New Year’s Is Coming, But I’m Already Over My Share Of Parties


Just a few more days until the worldwide party that is New Year’s Eve.

I’m not sure I’m up for it. I mean, I already attended two parties last week, not counting Christmas.

The first party was held at the Loews Hotel in Kansas City. It’s a soaring building in the heart of downtown, and the restaurant’s wall of windows oversees it all — the holiday lights, the bustling traffic, the nighttime sky. It was quite impressive.

There were 12 of us, and we were seated at a banquette facing a copper-topped table. We were feeling quite special because our host is friends with the chef, a really nice guy, whom I believe is Michelin-rated with a bunch of stars or something — not that he was wearing them on his puffy white hat or anything, like I would have if I had been awarded a bunch of stars.

At any rate, our host’s daughter was celebrating turning nine-going-on-21, so this was a semi-formal affair, as per her wishes. All the little girls were dressed in glittery dresses and tights, which they would occasionally hike up by grabbing their crotches in the lobby (age 9), then talk about boys (age 21).

So the chef had come out of the kitchen on this very busy night to explain each of his special dishes to us — from where the meats and vegetables had been locally sourced, from which countries he’d procured the various spices, etc. — and one of the little girls raises her hand to ask a question. “How adorable!” I thought. “How mature! How engaged!”

“Yes?” the chef asked, pausing in his dissertation and nodding her way.

“Can I get a straw?”

Age 9 again. Yet it was the high point of the evening for me. It was hilarious. (And, yes, the fancy chef dashed off to fetch a straw, despite the presence of several waiters and busboys nearby, earning him at least one more star in my book.)

The other party was equally high-brow, held at the mansion home of my daughter’s employer. I’m still not entirely sure why I was invited, except people seem to like me.

The invitation came on short notice, however, when her boss heard I was in town. I, of course, was rooting around a dusty antiques store when the call came in.

“My boss wants you here,” my daughter whispered. “I’ll text you the address.”

“But… but…”


Luckily for me, I was dressed all in black, which, as every woman knows, can be dressed up with the mere addition of a jacket or scarf. Amazingly, I found a vintage jacket in my size right there in the shop, purchased it, piled my hair on top my head, renewed my lipstick and I was off.

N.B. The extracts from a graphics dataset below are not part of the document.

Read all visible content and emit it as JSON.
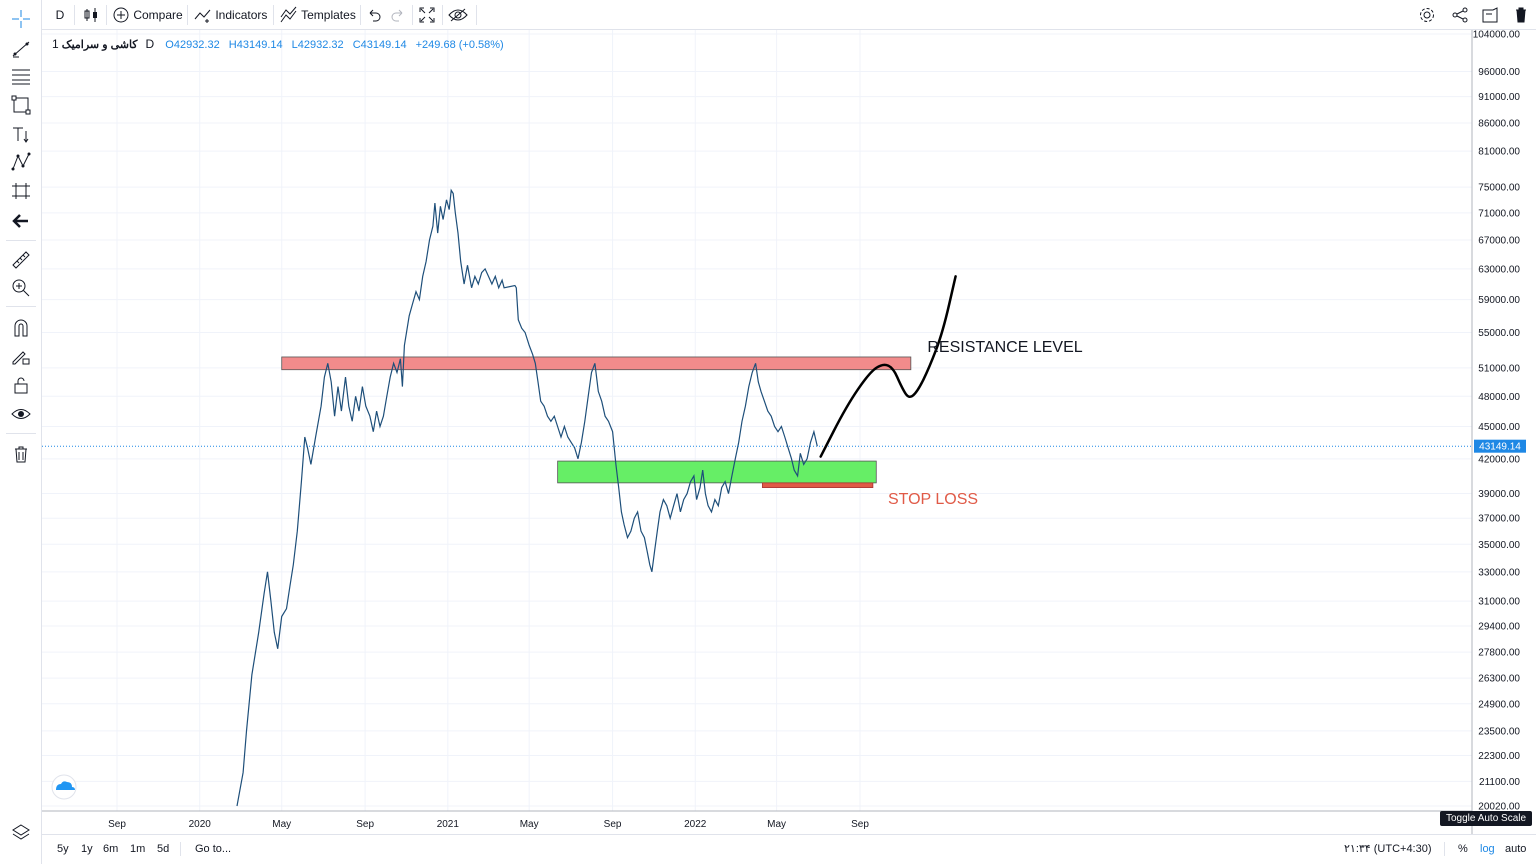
{
  "toolbar": {
    "interval": "D",
    "compare_label": "Compare",
    "indicators_label": "Indicators",
    "templates_label": "Templates"
  },
  "legend": {
    "symbol": "کاشی و سرامیک",
    "interval": "1D",
    "open": "O42932.32",
    "high": "H43149.14",
    "low": "L42932.32",
    "close": "C43149.14",
    "change": "+249.68 (+0.58%)"
  },
  "bottom": {
    "ranges": [
      "5y",
      "1y",
      "6m",
      "1m",
      "5d"
    ],
    "goto_label": "Go to...",
    "clock": "۲۱:۳۴ (UTC+4:30)",
    "percent_label": "%",
    "log_label": "log",
    "auto_label": "auto"
  },
  "tooltip": "Toggle Auto Scale",
  "icons": {
    "left_toolbar": [
      "crosshair-icon",
      "trend-line-icon",
      "fib-icon",
      "rectangle-icon",
      "text-icon",
      "pattern-icon",
      "prediction-icon",
      "back-arrow-icon",
      "ruler-icon",
      "zoom-icon",
      "magnet-icon",
      "lock-drawing-icon",
      "lock-icon",
      "eye-icon",
      "trash-icon",
      "layers-icon"
    ],
    "top_right": [
      "settings-icon",
      "share-icon",
      "snapshot-icon",
      "trash-icon"
    ]
  },
  "colors": {
    "price_line": "#1e88e5",
    "resistance_fill": "#f28b8b",
    "support_fill": "#66ee66",
    "stop_loss": "#e05a47",
    "price_badge": "#1e88e5"
  },
  "chart_data": {
    "type": "line",
    "scale": "log",
    "grid": true,
    "ylim": [
      20020,
      104000
    ],
    "y_ticks": [
      104000,
      96000,
      91000,
      86000,
      81000,
      75000,
      71000,
      67000,
      63000,
      59000,
      55000,
      51000,
      48000,
      45000,
      42000,
      39000,
      37000,
      35000,
      33000,
      31000,
      29400,
      27800,
      26300,
      24900,
      23500,
      22300,
      21100,
      20020
    ],
    "y_tick_labels": [
      "104000.00",
      "96000.00",
      "91000.00",
      "86000.00",
      "81000.00",
      "75000.00",
      "71000.00",
      "67000.00",
      "63000.00",
      "59000.00",
      "55000.00",
      "51000.00",
      "48000.00",
      "45000.00",
      "42000.00",
      "39000.00",
      "37000.00",
      "35000.00",
      "33000.00",
      "31000.00",
      "29400.00",
      "27800.00",
      "26300.00",
      "24900.00",
      "23500.00",
      "22300.00",
      "21100.00",
      "20020.00"
    ],
    "x_ticks": [
      "2019-09-01",
      "2020-01-01",
      "2020-05-01",
      "2020-09-01",
      "2021-01-01",
      "2021-05-01",
      "2021-09-01",
      "2022-01-01",
      "2022-05-01",
      "2022-09-01"
    ],
    "x_tick_labels": [
      "Sep",
      "2020",
      "May",
      "Sep",
      "2021",
      "May",
      "Sep",
      "2022",
      "May",
      "Sep"
    ],
    "last_price": 43149.14,
    "last_price_label": "43149.14",
    "series": [
      {
        "points": [
          [
            "2020-02-25",
            20020
          ],
          [
            "2020-03-05",
            21500
          ],
          [
            "2020-03-10",
            23500
          ],
          [
            "2020-03-18",
            26500
          ],
          [
            "2020-03-28",
            29000
          ],
          [
            "2020-04-05",
            31500
          ],
          [
            "2020-04-10",
            33000
          ],
          [
            "2020-04-15",
            31000
          ],
          [
            "2020-04-20",
            29000
          ],
          [
            "2020-04-25",
            28000
          ],
          [
            "2020-05-01",
            30000
          ],
          [
            "2020-05-08",
            30500
          ],
          [
            "2020-05-13",
            32000
          ],
          [
            "2020-05-18",
            33500
          ],
          [
            "2020-05-24",
            36000
          ],
          [
            "2020-05-30",
            40000
          ],
          [
            "2020-06-04",
            44000
          ],
          [
            "2020-06-08",
            43000
          ],
          [
            "2020-06-13",
            41500
          ],
          [
            "2020-06-20",
            44000
          ],
          [
            "2020-06-28",
            47000
          ],
          [
            "2020-07-03",
            50000
          ],
          [
            "2020-07-08",
            51500
          ],
          [
            "2020-07-13",
            49500
          ],
          [
            "2020-07-18",
            46000
          ],
          [
            "2020-07-23",
            49000
          ],
          [
            "2020-07-28",
            46500
          ],
          [
            "2020-08-03",
            50000
          ],
          [
            "2020-08-08",
            47000
          ],
          [
            "2020-08-13",
            45500
          ],
          [
            "2020-08-18",
            48000
          ],
          [
            "2020-08-23",
            46500
          ],
          [
            "2020-08-28",
            49000
          ],
          [
            "2020-09-02",
            47000
          ],
          [
            "2020-09-08",
            46000
          ],
          [
            "2020-09-13",
            44500
          ],
          [
            "2020-09-18",
            46500
          ],
          [
            "2020-09-23",
            45000
          ],
          [
            "2020-09-28",
            46000
          ],
          [
            "2020-10-03",
            48000
          ],
          [
            "2020-10-08",
            50000
          ],
          [
            "2020-10-13",
            51500
          ],
          [
            "2020-10-18",
            50500
          ],
          [
            "2020-10-23",
            52000
          ],
          [
            "2020-10-26",
            49000
          ],
          [
            "2020-10-29",
            53500
          ],
          [
            "2020-11-05",
            57000
          ],
          [
            "2020-11-10",
            58500
          ],
          [
            "2020-11-15",
            60000
          ],
          [
            "2020-11-20",
            59000
          ],
          [
            "2020-11-25",
            62000
          ],
          [
            "2020-11-30",
            64000
          ],
          [
            "2020-12-05",
            67000
          ],
          [
            "2020-12-10",
            69000
          ],
          [
            "2020-12-13",
            72500
          ],
          [
            "2020-12-17",
            68000
          ],
          [
            "2020-12-21",
            72000
          ],
          [
            "2020-12-25",
            70000
          ],
          [
            "2020-12-30",
            73000
          ],
          [
            "2021-01-03",
            71500
          ],
          [
            "2021-01-06",
            74500
          ],
          [
            "2021-01-09",
            74000
          ],
          [
            "2021-01-12",
            71000
          ],
          [
            "2021-01-16",
            68000
          ],
          [
            "2021-01-20",
            64000
          ],
          [
            "2021-01-25",
            61000
          ],
          [
            "2021-01-30",
            63500
          ],
          [
            "2021-02-05",
            60500
          ],
          [
            "2021-02-10",
            62000
          ],
          [
            "2021-02-15",
            61000
          ],
          [
            "2021-02-20",
            62500
          ],
          [
            "2021-02-25",
            63000
          ],
          [
            "2021-03-02",
            62000
          ],
          [
            "2021-03-07",
            61000
          ],
          [
            "2021-03-12",
            62000
          ],
          [
            "2021-03-17",
            60500
          ],
          [
            "2021-03-22",
            61500
          ],
          [
            "2021-03-25",
            60500
          ],
          [
            "2021-04-10",
            60800
          ],
          [
            "2021-04-12",
            60500
          ],
          [
            "2021-04-15",
            56500
          ],
          [
            "2021-04-20",
            55500
          ],
          [
            "2021-04-25",
            55000
          ],
          [
            "2021-05-01",
            53500
          ],
          [
            "2021-05-06",
            52500
          ],
          [
            "2021-05-10",
            51500
          ],
          [
            "2021-05-14",
            49500
          ],
          [
            "2021-05-18",
            47500
          ],
          [
            "2021-05-23",
            47000
          ],
          [
            "2021-05-28",
            46000
          ],
          [
            "2021-06-02",
            45500
          ],
          [
            "2021-06-07",
            46000
          ],
          [
            "2021-06-12",
            45000
          ],
          [
            "2021-06-17",
            44000
          ],
          [
            "2021-06-22",
            45000
          ],
          [
            "2021-06-27",
            44000
          ],
          [
            "2021-07-02",
            43500
          ],
          [
            "2021-07-07",
            43000
          ],
          [
            "2021-07-12",
            42000
          ],
          [
            "2021-07-17",
            43500
          ],
          [
            "2021-07-22",
            45500
          ],
          [
            "2021-07-27",
            48000
          ],
          [
            "2021-08-01",
            50500
          ],
          [
            "2021-08-06",
            51500
          ],
          [
            "2021-08-11",
            48500
          ],
          [
            "2021-08-16",
            47500
          ],
          [
            "2021-08-21",
            46000
          ],
          [
            "2021-08-26",
            45500
          ],
          [
            "2021-09-01",
            44500
          ],
          [
            "2021-09-06",
            41500
          ],
          [
            "2021-09-10",
            39500
          ],
          [
            "2021-09-14",
            37500
          ],
          [
            "2021-09-18",
            36500
          ],
          [
            "2021-09-23",
            35500
          ],
          [
            "2021-09-28",
            36000
          ],
          [
            "2021-10-03",
            37000
          ],
          [
            "2021-10-08",
            37500
          ],
          [
            "2021-10-13",
            36000
          ],
          [
            "2021-10-18",
            35500
          ],
          [
            "2021-10-22",
            34500
          ],
          [
            "2021-10-26",
            33500
          ],
          [
            "2021-10-29",
            33000
          ],
          [
            "2021-11-02",
            34500
          ],
          [
            "2021-11-06",
            36000
          ],
          [
            "2021-11-10",
            37500
          ],
          [
            "2021-11-15",
            38500
          ],
          [
            "2021-11-20",
            38000
          ],
          [
            "2021-11-25",
            37000
          ],
          [
            "2021-11-30",
            38000
          ],
          [
            "2021-12-05",
            39000
          ],
          [
            "2021-12-10",
            37500
          ],
          [
            "2021-12-15",
            38500
          ],
          [
            "2021-12-20",
            39000
          ],
          [
            "2021-12-25",
            40000
          ],
          [
            "2021-12-30",
            40500
          ],
          [
            "2022-01-03",
            38500
          ],
          [
            "2022-01-08",
            39500
          ],
          [
            "2022-01-12",
            41000
          ],
          [
            "2022-01-16",
            39000
          ],
          [
            "2022-01-20",
            38000
          ],
          [
            "2022-01-25",
            37500
          ],
          [
            "2022-01-30",
            38500
          ],
          [
            "2022-02-04",
            38000
          ],
          [
            "2022-02-09",
            39500
          ],
          [
            "2022-02-14",
            40000
          ],
          [
            "2022-02-19",
            39000
          ],
          [
            "2022-02-24",
            40500
          ],
          [
            "2022-03-01",
            42000
          ],
          [
            "2022-03-06",
            43500
          ],
          [
            "2022-03-11",
            45500
          ],
          [
            "2022-03-16",
            47000
          ],
          [
            "2022-03-21",
            49000
          ],
          [
            "2022-03-26",
            50500
          ],
          [
            "2022-03-31",
            51500
          ],
          [
            "2022-04-04",
            49500
          ],
          [
            "2022-04-08",
            48500
          ],
          [
            "2022-04-13",
            47500
          ],
          [
            "2022-04-18",
            46500
          ],
          [
            "2022-04-23",
            46000
          ],
          [
            "2022-04-28",
            45000
          ],
          [
            "2022-05-03",
            44500
          ],
          [
            "2022-05-08",
            45000
          ],
          [
            "2022-05-13",
            44000
          ],
          [
            "2022-05-18",
            43000
          ],
          [
            "2022-05-23",
            42000
          ],
          [
            "2022-05-27",
            41000
          ],
          [
            "2022-06-01",
            40500
          ],
          [
            "2022-06-05",
            42500
          ],
          [
            "2022-06-10",
            41500
          ],
          [
            "2022-06-15",
            42000
          ],
          [
            "2022-06-20",
            43500
          ],
          [
            "2022-06-25",
            44500
          ],
          [
            "2022-06-30",
            43149.14
          ]
        ]
      }
    ],
    "annotations": [
      {
        "type": "zone",
        "label": "RESISTANCE LEVEL",
        "from_date": "2020-05-01",
        "to_date": "2022-11-15",
        "y_top": 52200,
        "y_bottom": 50800,
        "color": "#f28b8b"
      },
      {
        "type": "zone",
        "label": "",
        "from_date": "2021-06-12",
        "to_date": "2022-09-25",
        "y_top": 41800,
        "y_bottom": 39900,
        "color": "#66ee66"
      },
      {
        "type": "zone",
        "label": "STOP LOSS",
        "from_date": "2022-04-10",
        "to_date": "2022-09-20",
        "y_top": 39900,
        "y_bottom": 39500,
        "color": "#e05a47"
      },
      {
        "type": "projection",
        "points": [
          [
            "2022-07-05",
            42200
          ],
          [
            "2022-08-12",
            47000
          ],
          [
            "2022-09-15",
            50500
          ],
          [
            "2022-10-05",
            51500
          ],
          [
            "2022-10-20",
            51000
          ],
          [
            "2022-11-01",
            49000
          ],
          [
            "2022-11-12",
            47700
          ],
          [
            "2022-11-25",
            48500
          ],
          [
            "2022-12-12",
            51000
          ],
          [
            "2023-01-01",
            55000
          ],
          [
            "2023-01-20",
            62000
          ]
        ]
      }
    ]
  }
}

Here’s where I don’t fit in — any place where the conversation turns to the tragedy of losing one’s Rolex in the airport at Dubai. I’m not even sure how to spell Dubai. Amazingly, the watch was found, squashed by traffic, just outside baggage claim and was turned in to the lost and found. That is a Christmas miracle.

Fortunately, the conversation soon turned to Hershey, Pennsylvania, and if anyone knows how to spell Hershey, it’s me. I had even been there and was able to knowingly add that the street lights are shaped like Hershey’s kisses on top. People humored me by looking in my direction but they were quizzically nodding, wondering why the subject of street lights had been tossed into a discussion of corporate culture. Then I shut up.

And now New Year’s is coming, but I’m not sure I can stand the stress of another party. I don’t have anything to wear, and I don’t have anything important enough to talk about. So I’m going to stay home. Unless, of course, I get invited somewhere.